MontrealCorpusTools / Montreal-Forced-Aligner

Command line utility for forced alignment using Kaldi
https://montrealcorpustools.github.io/Montreal-Forced-Aligner/
MIT License
1.34k stars 247 forks source link

[BUG] The Model is Not Recognizing Files/Extracting OOVs #523

Closed NataliaShmueli closed 1 year ago

NataliaShmueli commented 1 year ago

Debugging checklist

[x] Have you updated to latest MFA version? [x] Have you tried rerunning the command with the --clean flag?

Describe the issue A clear and concise description of what the bug is. The model is not recognizing the .mp3 dataset and is not extracting OOVs.

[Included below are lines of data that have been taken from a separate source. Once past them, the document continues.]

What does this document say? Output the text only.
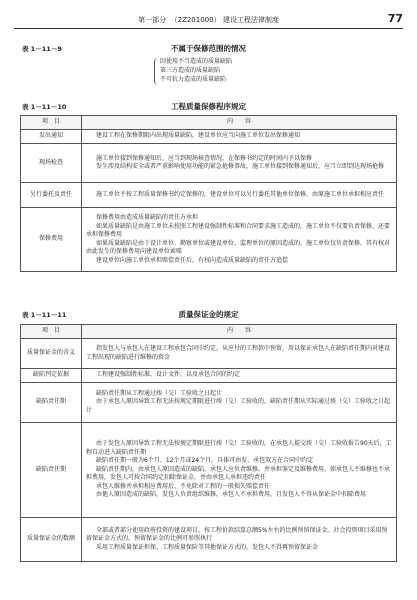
第一部分 （2Z201000） 建设工程法律制度	77
表 1－11－9	不属于保修范围的情况
因使用不当造成的质量缺陷
第三方造成的质量缺陷
不可抗力造成的质量缺陷
表 1－11－10	工程质量保修程序规定
项　目	内　　容
发出通知	建设工程在保修期限内出现质量缺陷，建设单位应当向施工单位发出保修通知

现场检查	施工单位接到保修通知后，应当到现场核查情况，在保修书约定的时间内予以保修

发生涉及结构安全或者严重影响使用功能的紧急抢修事故，施工单位接到保修通知后，应当立即到达现场抢修

另行委托及责任	施工单位不按工程质量保修书约定保修的，建设单位可以另行委托其他单位保修，由原施工单位承担相应责任

保修费用	保修费用由造成质量缺陷的责任方承担

如果质量缺陷是由施工单位未按照工程建设强制性标准和合同要求施工造成的，施工单位不仅要负责保修，还要承担保修费用

如果质量缺陷是由于设计单位、勘察单位或建设单位、监理单位的原因造成的，施工单位仅负责保修，其有权对由此发生的保修费用向建设单位索赔

建设单位向施工单位承担赔偿责任后，有权向造成质量缺陷的责任方追偿

表 1－11－11	质量保证金的规定
项　目	内　　容
质量保证金的含义	指发包人与承包人在建设工程承包合同中约定，从应付的工程款中预留，用以保证承包人在缺陷责任期内对建设工程出现的缺陷进行维修的资金

缺陷判定依据	工程建设强制性标准、设计文件，以及承包合同的约定

缺陷责任期	缺陷责任期从工程通过竣（交）工验收之日起计

由于承包人原因导致工程无法按规定期限进行竣（交）工验收的，缺陷责任期从实际通过竣（交）工验收之日起计

缺陷责任期	由于发包人原因导致工程无法按规定期限进行竣（交）工验收的，在承包人提交竣（交）工验收报告90天后，工程自动进入缺陷责任期

缺陷责任期一般为6个月、12个月或24个月，具体可由发、承包双方在合同中约定

缺陷责任期内，由承包人原因造成的缺陷，承包人应负责维修，并承担鉴定及维修费用。如承包人不维修也不承担费用，发包人可按合同约定扣除保证金，并由承包人承担违约责任

承包人维修并承担相应费用后，不免除对工程的一般损失赔偿责任

由他人原因造成的缺陷，发包人负责组织维修，承包人不承担费用，且发包人不得从保证金中扣除费用

质量保证金的数额	全部或者部分使用政府投资的建设项目，按工程价款结算总额5%左右的比例预留保证金。社会投资项目采用预留保证金方式的，预留保证金的比例可参照执行

采用工程质量保证担保、工程质量保险等其他保证方式的，发包人不得再预留保证金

For Reproducing your issue Please fill out the following: Ran mfa validate on a corpus with --ignore_acoustics, and it would not recognize the dataset, despite it being a standard .mp3 dataset.

  1. Corpus structure
    • What language is the corpus in?
    • Arabic
    • How many files/speakers?
    • Nine
    • Are you using lab files or TextGrid files for input?
    • Lab
  2. Dictionary
    • Are you using a dictionary from MFA? If so, which one?
    • N/A
    • If it's a custom dictionary, what is the phoneset?
    • X-SAMPA
  3. Acoustic model
    • If you're using an acoustic model, is it one download through MFA? If so, which one?
    • N/A
    • If it's a model you've trained, what data was it trained on?
    • Private self model

Log file Please attach the log file for the run that encountered an error (by default these will be stored in ~/Documents/MFA).

validate_training.log

Desktop (please complete the following information):

Additional context Add any other context about the problem here.

NataliaShmueli commented 1 year ago

I was able to fix it. The database had transcriptions in UTF-16, not UTF-8. Sorry about that!